I am a first-generation American. My mom and grandma were both born in the Soviet Union, in what is now known as Belarus. They emigrated to Brooklyn, New York in 1994.
Yes, we are Russian-speaking Jews.
No, we are not spies.
No, we are not cold-hearted.
And no, we are not surrounded by bears.
The Russian-speaking Jewish community (RSJ) faced anti-Semitism throughout the Soviet Union. Most of our families endured unimaginable hardships: the Pogroms, World War II, and the Holocaust. Many RSJ families fled after the USSR fell in 1991. Over a million went to Israel and over 300,000 went to the United States.
My family and I live in the largest Russian-speaking Jewish community in the US. When I walk through South Brooklyn and see Cyrillic letters and ladies selling piroshki, then I know I’m home.
What makes us who we are? Superstitions are a big part of our cultural identity. We love our superstitions even if we hate our superstitions. And we take them very seriously. Some superstitions have Russian Orthodox roots and others have Jewish roots. It’s hard to tell where they come from.
While the superstitions are often funny and ridiculous, it’s important to recognize that they were created as survival mechanisms. Our families had to focus on survival during very difficult times. Our superstitions are a way to maintain health, survival, and stability.
My family keeps many of these superstitions. I’m still not sure if we actually believe in them, or if it is just pure habit. Either way, they’re an essential part of our daily lives:
1. Sit before you go on a long journey.
Or, садятся “на дорожку.”
If you are leaving for a long trip, you must sit down for a minute before you go. This is your moment to reflect on your time in a place. Don’t rush it. Appreciate the space and appreciate your company. Then, when you feel ready, get up and go.
If you forget something at home after you sit down and leave, you have to be very careful. Avoid coming back into the home because this could bring great misfortune. If you have to return, you must look into a mirror in the home and then spit three times to your left. (My family spits to the right, but most families spit to the left).
If you do not look into the mirror and spit three times, then bad luck is heading your way.
We’ve got other superstitions that involve travel and good luck, too. For example, you cannot clean the home while someone is on their way traveling. If someone is on a plane and the plane has not landed yet, you should not clean the house until they arrive safely or they will get bad luck.
2. Pfu, pfu, pfu.
Let’s say you say something bad. Something bad that could theoretically happen.
“I hope a car runs me over.”
“I’m going to fail this exam.”
If you want to prevent this event, you must immediately spit on your left or right side three times. You must make a “pfu” sound three times and tilt your head slightly.
My family spits to the right side. Many families spit to the left. The side you spit on is actually pretty controversial.

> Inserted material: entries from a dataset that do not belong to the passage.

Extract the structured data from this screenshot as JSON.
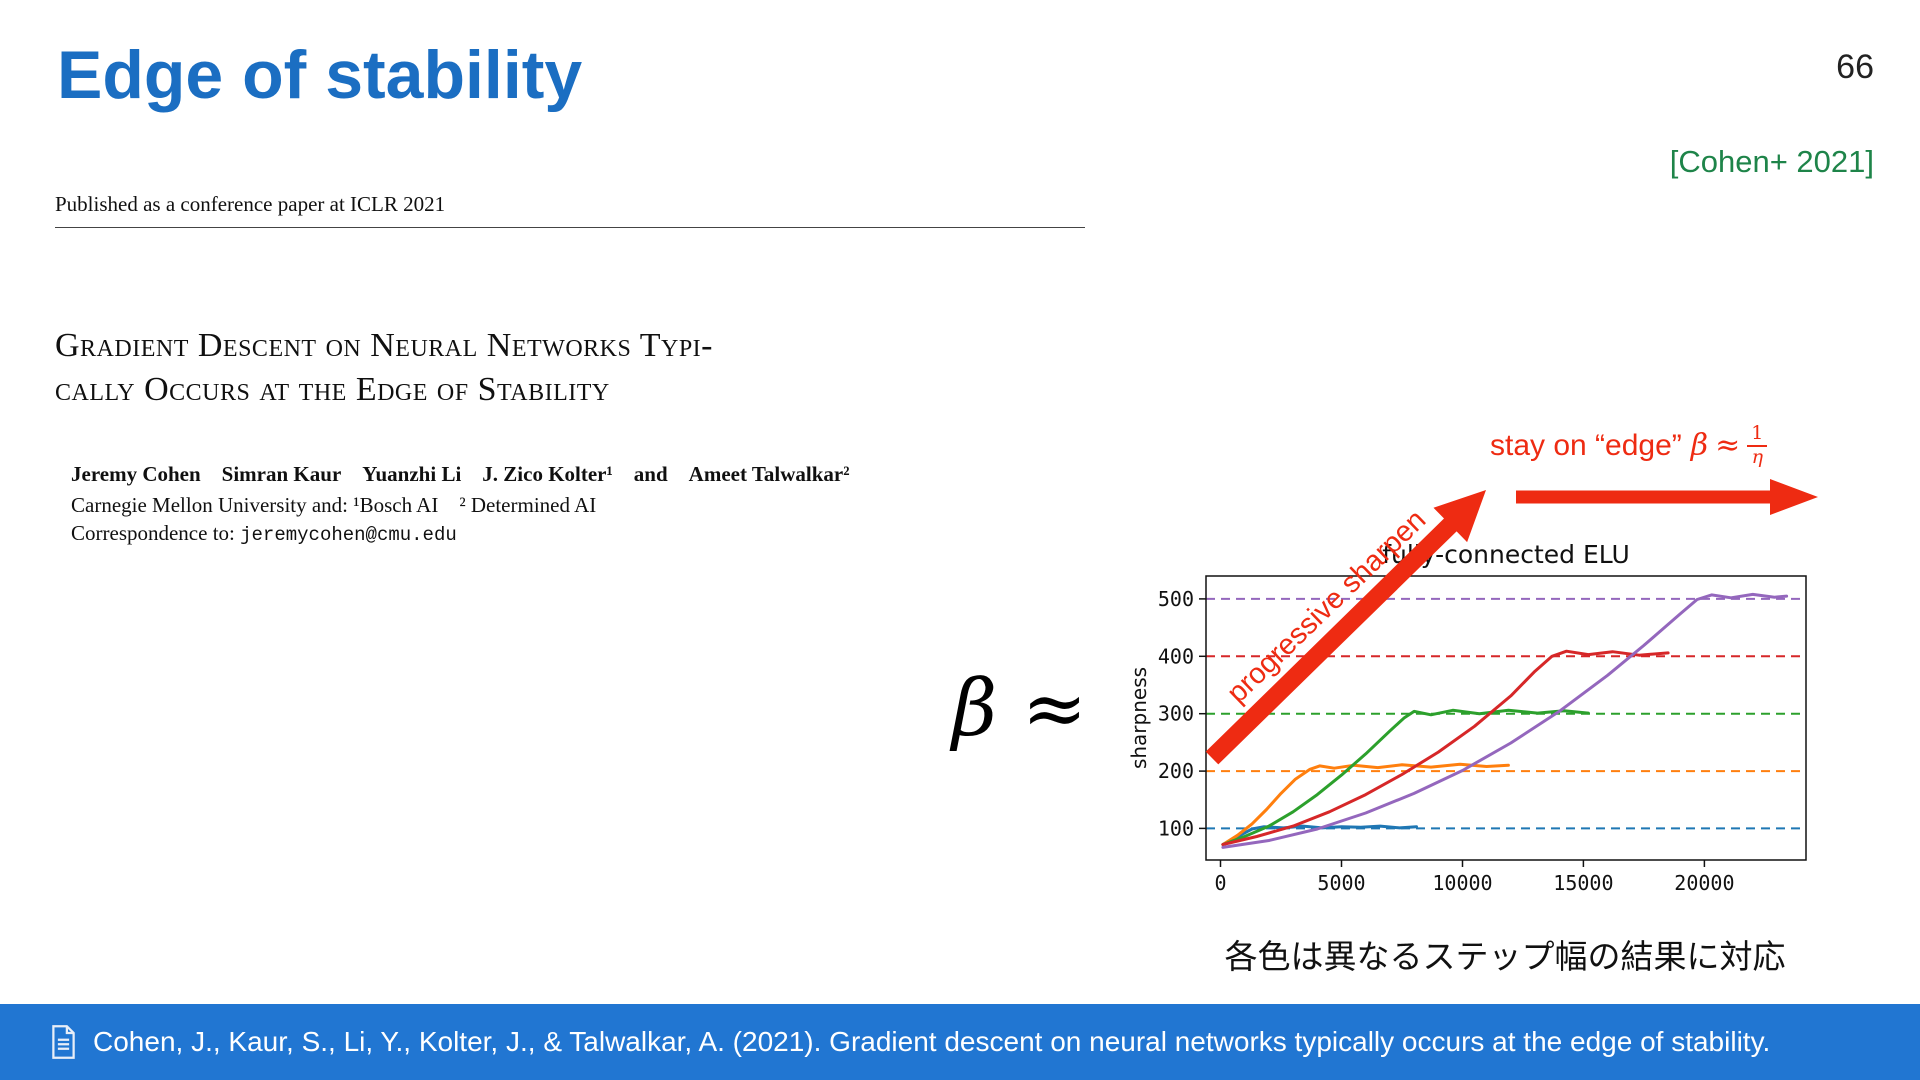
{
  "slide": {
    "page_number": "66",
    "title": "Edge of stability",
    "citation": "[Cohen+ 2021]",
    "caption_jp": "各色は異なるステップ幅の結果に対応"
  },
  "colors": {
    "title_blue": "#1b6ec2",
    "citation_green": "#1e8449",
    "annotation_red": "#ee2b12",
    "footer_blue": "#2176d2"
  },
  "paper": {
    "published_line": "Published as a conference paper at ICLR 2021",
    "title_line1": "Gradient Descent on Neural Networks Typi-",
    "title_line2": "cally Occurs at the Edge of Stability",
    "authors": "Jeremy Cohen  Simran Kaur  Yuanzhi Li  J. Zico Kolter¹  and  Ameet Talwalkar²",
    "affiliation": "Carnegie Mellon University and: ¹Bosch AI  ² Determined AI",
    "correspondence_label": "Correspondence to:",
    "correspondence_email": "jeremycohen@cmu.edu"
  },
  "annotations": {
    "progressive_sharpen": "progressive sharpen",
    "stay_on_edge": "stay on “edge”",
    "beta": "β",
    "approx": "≈",
    "frac_numerator": "1",
    "frac_denominator": "η",
    "beta_large": "β ≈"
  },
  "footer": {
    "reference": "Cohen, J., Kaur, S., Li, Y., Kolter, J., & Talwalkar, A. (2021). Gradient descent on neural networks typically occurs at the edge of stability."
  },
  "chart_data": {
    "type": "line",
    "title": "fully-connected ELU",
    "xlabel": "",
    "ylabel": "sharpness",
    "xlim": [
      -600,
      24200
    ],
    "ylim": [
      45,
      540
    ],
    "xticks": [
      0,
      5000,
      10000,
      15000,
      20000
    ],
    "yticks": [
      100,
      200,
      300,
      400,
      500
    ],
    "grid": false,
    "legend": "none (each color = a different gradient-descent step size; dashed line of matching color marks its plateau 2/η)",
    "series": [
      {
        "name": "blue",
        "color": "#1f77b4",
        "plateau": 100,
        "points": [
          [
            100,
            72
          ],
          [
            500,
            80
          ],
          [
            900,
            90
          ],
          [
            1300,
            99
          ],
          [
            1800,
            103
          ],
          [
            2600,
            101
          ],
          [
            3400,
            104
          ],
          [
            4200,
            101
          ],
          [
            5000,
            103
          ],
          [
            5800,
            102
          ],
          [
            6600,
            104
          ],
          [
            7400,
            101
          ],
          [
            8100,
            103
          ]
        ]
      },
      {
        "name": "orange",
        "color": "#ff7f0e",
        "plateau": 200,
        "points": [
          [
            100,
            72
          ],
          [
            700,
            88
          ],
          [
            1300,
            108
          ],
          [
            1900,
            133
          ],
          [
            2500,
            161
          ],
          [
            3100,
            186
          ],
          [
            3700,
            203
          ],
          [
            4100,
            209
          ],
          [
            4700,
            205
          ],
          [
            5500,
            210
          ],
          [
            6500,
            206
          ],
          [
            7500,
            211
          ],
          [
            8700,
            207
          ],
          [
            9900,
            212
          ],
          [
            11000,
            208
          ],
          [
            11900,
            210
          ]
        ]
      },
      {
        "name": "green",
        "color": "#2ca02c",
        "plateau": 300,
        "points": [
          [
            100,
            72
          ],
          [
            1000,
            86
          ],
          [
            2000,
            104
          ],
          [
            3000,
            129
          ],
          [
            4000,
            159
          ],
          [
            5000,
            193
          ],
          [
            6000,
            230
          ],
          [
            7000,
            270
          ],
          [
            7600,
            293
          ],
          [
            8000,
            304
          ],
          [
            8700,
            298
          ],
          [
            9600,
            306
          ],
          [
            10700,
            300
          ],
          [
            11900,
            306
          ],
          [
            13100,
            301
          ],
          [
            14200,
            305
          ],
          [
            15200,
            301
          ]
        ]
      },
      {
        "name": "red",
        "color": "#d62728",
        "plateau": 400,
        "points": [
          [
            100,
            72
          ],
          [
            1500,
            86
          ],
          [
            3000,
            104
          ],
          [
            4500,
            129
          ],
          [
            6000,
            159
          ],
          [
            7500,
            194
          ],
          [
            9000,
            233
          ],
          [
            10500,
            278
          ],
          [
            12000,
            331
          ],
          [
            13000,
            374
          ],
          [
            13700,
            400
          ],
          [
            14300,
            409
          ],
          [
            15200,
            403
          ],
          [
            16200,
            408
          ],
          [
            17300,
            402
          ],
          [
            18500,
            406
          ]
        ]
      },
      {
        "name": "purple",
        "color": "#9467bd",
        "plateau": 500,
        "points": [
          [
            100,
            67
          ],
          [
            2000,
            79
          ],
          [
            4000,
            99
          ],
          [
            6000,
            127
          ],
          [
            8000,
            161
          ],
          [
            10000,
            201
          ],
          [
            12000,
            249
          ],
          [
            14000,
            304
          ],
          [
            16000,
            367
          ],
          [
            17500,
            419
          ],
          [
            19000,
            474
          ],
          [
            19700,
            499
          ],
          [
            20300,
            507
          ],
          [
            21100,
            502
          ],
          [
            22000,
            508
          ],
          [
            22900,
            503
          ],
          [
            23400,
            505
          ]
        ]
      }
    ]
  }
}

As the thinking goes, there are two angels on your shoulders. There’s the bad angel on your left shoulder and the good angel on your right shoulder. If you spit on your left, you are feeding/bribing the bad angel to make sure only good things happen.
It’s an impulse reaction. If I say anything remotely bad that could happen, I have to do it. Pfu, pfu, pfu.
3. Girls do not sit at the corner of a table.
If you want to get married, avoid the corner of a table. From a young age, I was constantly moved away from the corner. My mom would immediately panic as soon as I tried to sit down and she begged me to move. If you sit at the corner of a table, you will not get married.
There are a lot of other superstitions that involve marriage and reproduction. If you drop a knife on the ground, it means a man is coming your way. If you sit on the cold ground, your ovaries might freeze. Yes, these superstitions have sexist roots. They assume that women want to get married. They assume that women want to have children. They assume that marriage and children are our main priorities in life.
The superstitions also display something very meaningful. Family matters above all else. The continuation of our people has always been our main priority. During difficult times, marriage and new children brought incredible joy.
4. Do not walk barefoot at home.
Tapochki. Tapochki. Tapochki.
If you come into an RSJ home, expect to put on some tapochki, or home shoes. Don’t worry, we have plenty for guests. Tapochki are vital in our community. Without them, we would have to walk barefoot. And no, socks are not good enough. Too thin. Your outside shoes are no good either. Too dirty. The solution: tapochki.
What happens when you walk barefoot? You will become sick. Very sick. If you do get sick, your family will remind you about your “barefoot at home” incident for days and days.
“Well, you should have worn tapochki.”
Many superstitions stem from avoiding sickness. Sickness was our greatest worry for generations. Even if the barefoot-sickness theory has not been scientifically proven, for us, it’s not worth the risk. Better safe than sorry.
These are just a few of our many superstitions. There are hundreds more. While they may seem silly, old habits die hard. Generations have passed, but these superstitions stayed with us. It’s our way of staying connected to the past, and to each other.